Flow control ensures the sender doesn’t overwhelm the receiver. It’s done using the Window Size field in the TCP header.
The receiver advertises how many bytes it can accept in the window size field of every ACK. The sender must respect this limit. For example, if the receiver advertises a 10,000-byte window, the sender cannot send more than 10,000 unacknowledged bytes.
If the receiver’s buffer is full, it can advertise a zero window, telling the sender to stop. The sender then enters persist mode: it periodically probes with 1-byte packets to check if the window has reopened.
This mechanism ensures that even if the sender is faster than the receiver, data is transmitted at a safe rate without dropping packets in the receiver’s buffer.
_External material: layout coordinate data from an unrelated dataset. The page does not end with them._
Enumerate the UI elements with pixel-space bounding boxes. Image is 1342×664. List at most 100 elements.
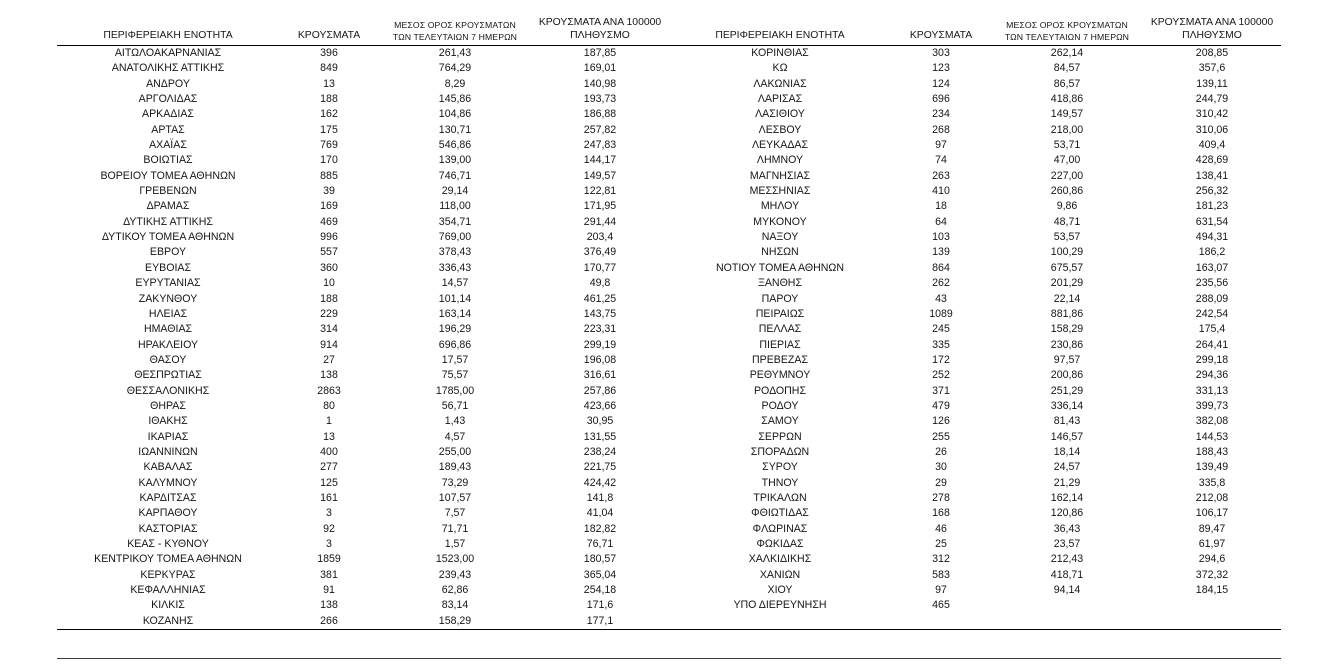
table-row: ΓΡΕΒΕΝΩΝ 39 29,14 122,81 ΜΕΣΣΗΝΙΑΣ 410 260,86 2… [57,184,1281,199]
header-per100k-right-line1: ΚΡΟΥΣΜΑΤΑ ΑΝΑ 100000 [1150,17,1274,28]
avg7-value-left: 83,14 [441,599,469,612]
table-row: ΑΧΑΪΑΣ 769 546,86 247,83 ΛΕΥΚΑΔΑΣ 97 53,71 409,… [57,138,1281,153]
region-name-right: ΧΙΟΥ [767,584,793,597]
avg7-value-right: 227,00 [1050,169,1084,182]
avg7-value-left: 118,00 [439,200,471,213]
cases-value-left: 161 [320,491,338,504]
region-name-left: ΕΥΒΟΙΑΣ [145,261,191,274]
region-name-left: ΕΥΡΥΤΑΝΙΑΣ [135,277,201,290]
header-per100k-right: ΚΡΟΥΣΜΑΤΑ ΑΝΑ 100000 ΠΛΗΘΥΣΜΟ [1143,16,1281,46]
table-body: ΑΙΤΩΛΟΑΚΑΡΝΑΝΙΑΣ 396 261,43 187,85 ΚΟΡΙΝΘΙΑΣ… [57,45,1281,630]
region-name-right: ΠΑΡΟΥ [761,292,799,305]
per100k-value-right: 372,32 [1195,568,1229,581]
cases-value-right: 97 [935,584,947,597]
avg7-value-left: 1523,00 [435,553,475,566]
per100k-value-right: 186,2 [1198,246,1226,259]
avg7-value-left: 158,29 [379,613,531,630]
region-name-left: ΔΥΤΙΚΟΥ ΤΟΜΕΑ ΑΘΗΝΩΝ [101,231,235,244]
per100k-value-right: 310,42 [1195,108,1229,121]
header-avg7-right-line1: ΜΕΣΟΣ ΟΡΟΣ ΚΡΟΥΣΜΑΤΩΝ [1006,20,1128,31]
cases-value-left: 266 [279,613,379,630]
table-row: ΖΑΚΥΝΘΟΥ 188 101,14 461,25 ΠΑΡΟΥ 43 22,14 288,0… [57,291,1281,306]
region-name-left: ΚΕΡΚΥΡΑΣ [140,568,196,581]
cases-value-right: 479 [932,399,950,412]
region-name-left: ΕΒΡΟΥ [149,246,187,259]
region-name-left: ΒΟΙΩΤΙΑΣ [143,154,193,167]
cases-value-right: 371 [932,384,950,397]
cases-value-right: 465 [932,599,950,612]
avg7-value-left: 139,00 [438,154,472,167]
avg7-value-right: 120,86 [1050,507,1084,520]
table-row: ΚΟΖΑΝΗΣ 266 158,29 177,1 [57,613,1281,630]
cases-value-right: 245 [932,323,950,336]
avg7-value-right: 251,29 [1050,384,1084,397]
table-row: ΚΑΛΥΜΝΟΥ 125 73,29 424,42 ΤΗΝΟΥ 29 21,29 335,8 [57,475,1281,490]
per100k-value-left: 221,75 [583,461,617,474]
per100k-value-right: 106,17 [1195,507,1229,520]
cases-value-left: 396 [320,47,338,59]
table-row: ΗΡΑΚΛΕΙΟΥ 914 696,86 299,19 ΠΙΕΡΙΑΣ 335 230,86… [57,337,1281,352]
per100k-value-right: 256,32 [1195,185,1229,198]
cases-value-left: 885 [320,169,338,182]
avg7-value-left: 1,57 [444,538,466,550]
cases-value-right: 29 [935,476,947,489]
header-cases-right: ΚΡΟΥΣΜΑΤΑ [891,16,991,46]
table-row: ΔΥΤΙΚΟΥ ΤΟΜΕΑ ΑΘΗΝΩΝ 996 769,00 203,4 ΝΑΞΟΥ 1… [57,230,1281,245]
avg7-value-right: 23,57 [1053,538,1081,550]
cases-value-right: 139 [932,246,950,259]
header-per100k-right-line2: ΠΛΗΘΥΣΜΟ [1182,30,1242,42]
cases-value-left: 469 [320,215,338,228]
table-row: ΑΡΓΟΛΙΔΑΣ 188 145,86 193,73 ΛΑΡΙΣΑΣ 696 418,86… [57,92,1281,107]
region-name-left: ΑΙΤΩΛΟΑΚΑΡΝΑΝΙΑΣ [114,47,222,59]
avg7-value-left: 101,14 [438,292,472,305]
region-name-left: ΘΗΡΑΣ [150,399,186,412]
per100k-value-right: 335,8 [1198,476,1226,489]
cases-value-right: 123 [932,62,950,75]
region-name-left: ΚΕΝΤΡΙΚΟΥ ΤΟΜΕΑ ΑΘΗΝΩΝ [94,553,242,566]
cases-value-left: 138 [320,369,338,382]
per100k-value-right: 139,49 [1195,461,1229,474]
cases-value-right: 410 [932,185,950,198]
header-avg7-right: ΜΕΣΟΣ ΟΡΟΣ ΚΡΟΥΣΜΑΤΩΝ ΤΩΝ ΤΕΛΕΥΤΑΙΩΝ 7 Η… [991,16,1143,46]
region-name-right: ΞΑΝΘΗΣ [757,277,803,290]
per100k-value-right: 264,41 [1195,338,1229,351]
header-per100k-left-line1: ΚΡΟΥΣΜΑΤΑ ΑΝΑ 100000 [538,17,662,28]
table-row: ΑΙΤΩΛΟΑΚΑΡΝΑΝΙΑΣ 396 261,43 187,85 ΚΟΡΙΝΘΙΑΣ… [57,45,1281,61]
avg7-value-left: 4,57 [444,430,466,443]
cases-value-right: 46 [935,522,947,535]
avg7-value-left: 73,29 [441,476,469,489]
avg7-value-left: 239,43 [438,568,472,581]
region-name-right: ΡΕΘΥΜΝΟΥ [749,369,811,382]
cases-value-right: 303 [932,47,950,59]
per100k-value-right: 212,08 [1195,491,1229,504]
per100k-value-left: 193,73 [583,93,617,106]
cases-value-right: 312 [932,553,950,566]
avg7-value-right: 100,29 [1050,246,1084,259]
cases-value-right: 26 [935,445,947,458]
avg7-value-right: 162,14 [1050,491,1084,504]
header-cases-left: ΚΡΟΥΣΜΑΤΑ [279,16,379,46]
region-name-right: ΣΑΜΟΥ [761,415,799,428]
cases-value-left: 849 [320,62,338,75]
avg7-value-right: 146,57 [1050,430,1084,443]
region-name-left: ΚΙΛΚΙΣ [151,599,185,612]
avg7-value-right: 212,43 [1050,553,1084,566]
table-row: ΚΑΣΤΟΡΙΑΣ 92 71,71 182,82 ΦΛΩΡΙΝΑΣ 46 36,43 89,… [57,521,1281,536]
table-row: ΚΕΡΚΥΡΑΣ 381 239,43 365,04 ΧΑΝΙΩΝ 583 418,71 37… [57,567,1281,582]
cases-value-right: 172 [932,353,950,366]
per100k-value-left: 131,55 [583,430,617,443]
cases-value-left: 229 [320,307,338,320]
avg7-value-left: 261,43 [438,47,472,59]
region-name-right: ΤΗΝΟΥ [761,476,799,489]
per100k-value-left: 30,95 [586,415,614,428]
region-name-right: ΚΩ [772,62,788,75]
region-name-left: ΓΡΕΒΕΝΩΝ [139,185,197,198]
cases-value-right: 864 [932,261,950,274]
per100k-value-right: 310,06 [1195,123,1229,136]
avg7-value-right: 262,14 [1050,47,1084,59]
region-name-left: ΗΜΑΘΙΑΣ [143,323,193,336]
region-name-left: ΙΩΑΝΝΙΝΩΝ [138,445,198,458]
per100k-value-left: 141,8 [586,491,614,504]
avg7-value-right: 336,14 [1050,399,1084,412]
cases-value-right: 278 [932,491,950,504]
👉 Interview delivery: “TCP flow control is receiver-driven. The receiver advertises a window size, and the sender must stay within it. If the window is zero, the sender pauses and probes periodically until the window opens again.”
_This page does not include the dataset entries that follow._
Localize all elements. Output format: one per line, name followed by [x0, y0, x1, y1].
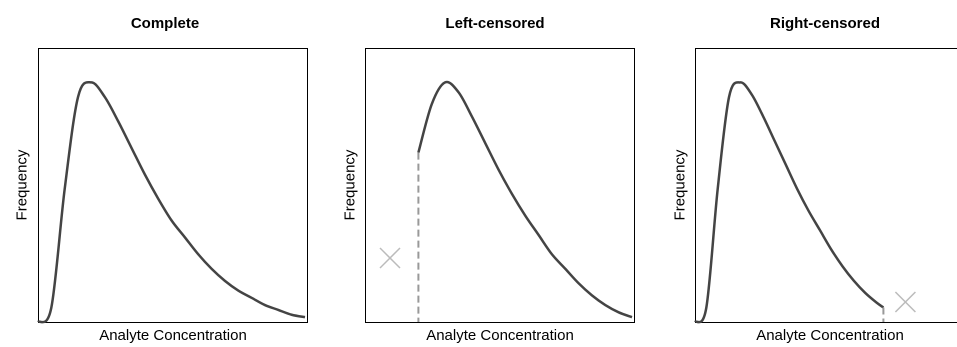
plot-area: [365, 48, 635, 323]
x-axis-label: Analyte Concentration: [756, 327, 904, 344]
density-curve: [694, 81, 885, 324]
plot-area: [695, 48, 957, 323]
plot-area: [38, 48, 308, 323]
density-curve: [37, 80, 306, 324]
chart-title: Left-censored: [445, 15, 545, 32]
censored-cross-marker: [379, 247, 401, 269]
panel-complete: Complete Frequency Analyte Concentration: [5, 0, 325, 347]
density-curve: [417, 80, 633, 319]
x-axis-label: Analyte Concentration: [426, 327, 574, 344]
censored-cross-marker: [894, 291, 916, 313]
panel-right-censored: Right-censored Frequency Analyte Concent…: [665, 0, 957, 347]
x-axis-label: Analyte Concentration: [99, 327, 247, 344]
chart-title: Right-censored: [769, 15, 880, 32]
chart-title: Complete: [130, 15, 200, 32]
panel-left-censored: Left-censored Frequency Analyte Concentr…: [335, 0, 655, 347]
18) Other than window size, what else can be used for flow control in TCP?
Besides flow control (receiver-based), TCP also implements congestion control (network-based) to prevent overloading the network itself. This is just as important.
Key congestion control algorithms:
- Slow Start: At the beginning, TCP doesn’t know the available bandwidth. It starts with a congestion window (cwnd) of 1 MSS and doubles every RTT. This exponential growth continues until packet loss occurs or a threshold is reached.
- Congestion Avoidance: Once threshold is reached, cwnd increases linearly instead of exponentially, to avoid flooding the network.
- Fast Retransmit: If three duplicate ACKs are received, the sender immediately retransmits the missing segment.
- Fast Recovery: Instead of dropping cwnd drastically, TCP reduces it moderately and continues in congestion avoidance, avoiding a complete restart.
- ECN (Explicit Congestion Notification): With ECE and CWR flags, routers can signal congestion before dropping packets.
So while window size prevents overwhelming the receiver, congestion control prevents overwhelming the network path.
👉 Interview delivery: “TCP not only uses advertised window size for flow control but also congestion control algorithms like Slow Start, Congestion Avoidance, Fast Retransmit, and ECN to adapt to network conditions.”
19) What is the difference between TCP and UDP?
This is a fundamental question, but at CCIE-level you must go beyond basics.
- TCP:
- Connection-oriented (3-way handshake).
- Reliable (retransmissions, acknowledgments, sequence numbers).
- Ordered delivery.
- Flow control and congestion control.
- Larger header (20–60 bytes).
- Use cases: HTTP/HTTPS, FTP, SMTP, SSH, Telnet — where accuracy matters.
- UDP:
- Connectionless (no handshake).
- Unreliable (no retransmissions or acknowledgments).
- No ordering guarantee.
- No congestion or flow control (application must handle).
- Small header (8 bytes).
- Use cases: DNS, DHCP, VoIP, video streaming, online gaming — where speed matters more than reliability.
👉 Interview delivery: “TCP is reliable, ordered, connection-oriented, and heavy. UDP is unreliable, unordered, connectionless, and light. TCP is used when accuracy is critical, UDP is used when speed and low latency are critical.”
20) Explain TCP Slow Start and TCP Fast Open.
These are advanced features of TCP.
- TCP Slow Start: When a new connection begins, TCP doesn’t know the available bandwidth. So it starts with a small congestion window (cwnd = 1 MSS). For every ACK received, cwnd doubles. This exponential growth continues until it reaches a threshold (ssthresh). Beyond that, it grows linearly (Congestion Avoidance). If loss occurs, cwnd shrinks and the process restarts. This protects the network from being flooded by new connections.
- TCP Fast Open (RFC 7413): This is a modern optimization. Normally, a 3-way handshake requires one RTT before data can flow. With Fast Open, the client can include application data in the SYN packet if it already has a cookie from a previous connection. The server can process this immediately, saving one RTT. This is especially valuable in HTTPS where many short connections are opened.
👉 Interview delivery: “Slow Start is a congestion control algorithm where cwnd grows exponentially until threshold, then linearly. Fast Open allows sending data in the first SYN using a cookie, reducing latency by one RTT.”